As It Happens

Flint, Michigan, declares emergency; high lead levels in kids linked to tap water

Dr. Mona Hanna-Attisha found the number of children in her clinic with high lead levels jumped significantly after the city started pulling drinking water from the Flint River.
Dr. Mona Hanna-Attisha (left) raised the alarm about lead in tap water in Flint, Mich. Residents (right) demand safer water during a protest in Flint. (Doug Pike / CP)

When she saw the data, Dr. Mona Hanna-Attisha was speechless. Looking at blood tests, she found an alarming spike in lead levels in the kids at her clinic.

And more worrying was the cause: It corresponded exactly to the city's cost-cutting decision to draw its tap water from the Flint River, instead of buying it from Detroit.

She tells As It Happens co-host Carol Off, "I haven't been able to sleep for about four weeks. It's physically jarring. It's just the worst thing that could happen to a population that's already suffering from so many obstacles."

LeeAnne Walters of Flint, Mich., shows water samples from her home. (The Associated Press)
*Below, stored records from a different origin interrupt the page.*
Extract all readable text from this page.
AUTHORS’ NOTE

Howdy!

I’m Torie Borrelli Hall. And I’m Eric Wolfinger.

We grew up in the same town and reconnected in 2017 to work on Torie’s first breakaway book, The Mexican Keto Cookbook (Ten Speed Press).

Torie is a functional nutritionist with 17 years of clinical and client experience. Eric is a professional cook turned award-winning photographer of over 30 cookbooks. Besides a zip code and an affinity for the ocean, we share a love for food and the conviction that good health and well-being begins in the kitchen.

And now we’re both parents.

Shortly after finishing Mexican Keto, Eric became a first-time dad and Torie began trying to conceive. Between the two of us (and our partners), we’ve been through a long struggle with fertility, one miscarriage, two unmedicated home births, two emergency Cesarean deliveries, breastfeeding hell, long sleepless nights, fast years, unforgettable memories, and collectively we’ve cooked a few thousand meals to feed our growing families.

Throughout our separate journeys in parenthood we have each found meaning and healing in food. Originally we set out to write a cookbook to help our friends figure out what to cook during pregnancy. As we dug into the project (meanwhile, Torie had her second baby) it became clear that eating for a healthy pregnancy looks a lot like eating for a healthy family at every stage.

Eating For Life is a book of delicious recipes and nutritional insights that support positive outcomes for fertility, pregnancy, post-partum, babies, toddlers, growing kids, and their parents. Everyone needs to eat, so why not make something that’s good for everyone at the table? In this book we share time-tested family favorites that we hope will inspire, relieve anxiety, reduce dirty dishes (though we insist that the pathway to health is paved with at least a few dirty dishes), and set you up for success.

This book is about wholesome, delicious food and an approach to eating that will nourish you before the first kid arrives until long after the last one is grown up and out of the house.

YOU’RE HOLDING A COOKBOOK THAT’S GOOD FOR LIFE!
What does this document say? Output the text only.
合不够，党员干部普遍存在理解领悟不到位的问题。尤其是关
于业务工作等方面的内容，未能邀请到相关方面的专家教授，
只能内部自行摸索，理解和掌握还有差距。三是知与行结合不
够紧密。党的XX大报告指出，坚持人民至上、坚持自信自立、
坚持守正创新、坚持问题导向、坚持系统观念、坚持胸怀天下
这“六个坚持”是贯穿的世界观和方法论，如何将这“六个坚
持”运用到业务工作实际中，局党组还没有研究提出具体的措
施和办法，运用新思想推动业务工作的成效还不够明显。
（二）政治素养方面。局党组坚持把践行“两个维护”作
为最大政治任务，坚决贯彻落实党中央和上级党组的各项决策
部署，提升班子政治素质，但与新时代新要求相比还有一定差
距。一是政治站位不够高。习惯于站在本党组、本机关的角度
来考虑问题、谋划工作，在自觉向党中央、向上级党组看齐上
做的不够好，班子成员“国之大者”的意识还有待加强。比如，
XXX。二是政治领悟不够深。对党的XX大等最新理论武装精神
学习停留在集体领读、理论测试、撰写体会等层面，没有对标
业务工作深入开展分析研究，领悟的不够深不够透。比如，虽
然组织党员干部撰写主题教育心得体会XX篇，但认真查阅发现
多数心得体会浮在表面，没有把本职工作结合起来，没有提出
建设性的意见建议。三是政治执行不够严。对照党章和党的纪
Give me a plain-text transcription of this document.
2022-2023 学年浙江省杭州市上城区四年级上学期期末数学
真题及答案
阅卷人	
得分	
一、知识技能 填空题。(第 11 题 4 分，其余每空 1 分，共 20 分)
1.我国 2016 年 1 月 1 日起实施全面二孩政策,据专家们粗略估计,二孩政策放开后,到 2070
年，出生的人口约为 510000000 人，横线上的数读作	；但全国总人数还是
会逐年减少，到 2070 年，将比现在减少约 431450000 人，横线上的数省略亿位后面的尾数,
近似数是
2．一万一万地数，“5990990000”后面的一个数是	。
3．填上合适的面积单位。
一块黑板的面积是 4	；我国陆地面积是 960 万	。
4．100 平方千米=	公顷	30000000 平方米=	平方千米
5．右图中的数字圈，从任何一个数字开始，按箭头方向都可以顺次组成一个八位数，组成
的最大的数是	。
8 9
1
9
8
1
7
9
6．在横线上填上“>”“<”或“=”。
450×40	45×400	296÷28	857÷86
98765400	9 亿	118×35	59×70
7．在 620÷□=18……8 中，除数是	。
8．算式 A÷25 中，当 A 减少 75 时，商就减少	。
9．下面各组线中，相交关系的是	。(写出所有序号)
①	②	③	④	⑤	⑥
Although officials originally dismissed her concerns, Flint has now declared a public health emergency -- and promised action. That will include better testing, and providing filters to clean the water.

Dr. Hanna-Attisha says the consequences for her young patients won't be known for years. She says lead exposure can cause "life-altering" problems for children, including learning disabilities.

"If you were to put something in a population to keep them down, it would be lead. And that is the last thing that these kids need," she says.